Su tío Agustín, el hermano de su padre, y su mujer Rafi se ocuparon de ellos sin pensárselo, reestructuraron su familia con seis hijos para acoger a dos más y con cariño y paciencia, los salvaron. «Si no hubiera sido por ellos y el resto de la familia, si hubiéramos dependido de las ayudas del Estado, hubiéramos muerto. Íbamos una vez al mes al psicólogo y con eso cómo se supera al algo así. Me dieron el alta y yo no estaba bien. Te haces la fuerte para que nadie te tenga pena, te vuelves más dura y explotas en la intimidad. No lo superas del todo, vives con ello».

El padre de Rosa fue condenado a más de 20 años por el asesinato de exmujer, pero ella recuerda que no estuvo entre barrotes ni una década. Con él no tiene apenas relación y la poca que tiene es porque se siente en la obligación. «Hace su vida normal, vive en Ciudad Real y te lo encuentras por la calle, pero lo intento evitar. Al principio no sabes cómo actuar y luego directamente no quieres verlo. Hay rencor porque no se habla, porque no se ha hablado y porque tampoco tengo ganas de hacerlo, porque sé que no tiene explicación lo que hizo. No debía haberlo hecho en la vida, nunca hay excusa para arrebatarle la vida a otra persona y dejar a unos hijos sin su madre, nos hacía mucha falta».

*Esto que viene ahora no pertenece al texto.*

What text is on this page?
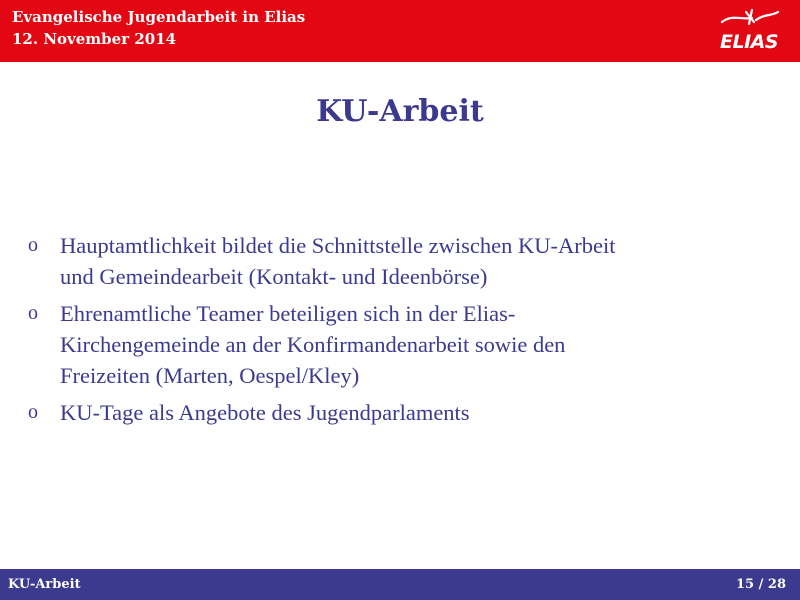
Evangelische Jugendarbeit in Elias
12. November 2014	ELIAS
KU-Arbeit
o Hauptamtlichkeit bildet die Schnittstelle zwischen KU-Arbeit
und Gemeindearbeit (Kontakt- und Ideenbörse)
o Ehrenamtliche Teamer beteiligen sich in der Elias-
Kirchengemeinde an der Konfirmandenarbeit sowie den
Freizeiten (Marten, Oespel/Kley)
o KU-Tage als Angebote des Jugendparlaments
KU-Arbeit	15 / 28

Tuvieron que madurar rápido, buscarse la vida para no ser una carga durante más tiempo para sus tíos y entre las decisiones que tomaron, una de ellas fue regresar a la casa del callejón de los Remedios para empezar a recomponer los pedazos de su vida desde cero. Su hermano encontró trabajo y decidieron empezar a vivir solos, a no depender de nadie, «había que hacerlo en algún momento».

De su madre, Rosa María recuerda que era muy cariñosa, comprensiva, siempre al lado de sus hijos y muy amiga de sus amigos, era feliz. Todas esas cosas, dice Beatriz, las ha heredado su hija. También algunas manías, como el orden y la limpieza, y hasta esa forma única de estrujar la bayeta de la cocina. «A Bea siempre la tengo martirizada con eso, le digo hay que hacerlo así porque así lo hacía mi madre y así me lo enseñó y ella me dice si tu madre lo hacía así, va a misa», ríe. «Notábamos mucho cariño de ella, era pues yo que sé, como es una madre, muy buena, la mejor persona del mundo, lo único pues que se me fue muy pronto, pero la vida sigue y hay que sonreírle y a veces es corta por eso hay que vivirla manteniendo los recuerdos. Es así».

Cada vez que ve un caso en televisión de violencia de género llora, porque no entiende cuándo va a parar, cuándo habrá plena igualdad y existirá una ley con penas «tan fuertes» que al menos los verdugos se lo piensen, «porque hace 20 años, igual que hoy, sale muy barato quitarle la vida a otra persona».

Rosa María guarda como un tesoro el último regalo que le hizo su madre en su 16 cumpleaños, no quiere usarlo por si lo pierde, una medalla de oro con un sol y una luna. Un recuerdo que quizás un día pase al hijo que Beatriz y ella están buscando, como símbolo de los días y las noches que su madre les regaló a ella y a su hermano antes de que le apagaran cruelmente la luz de su vida.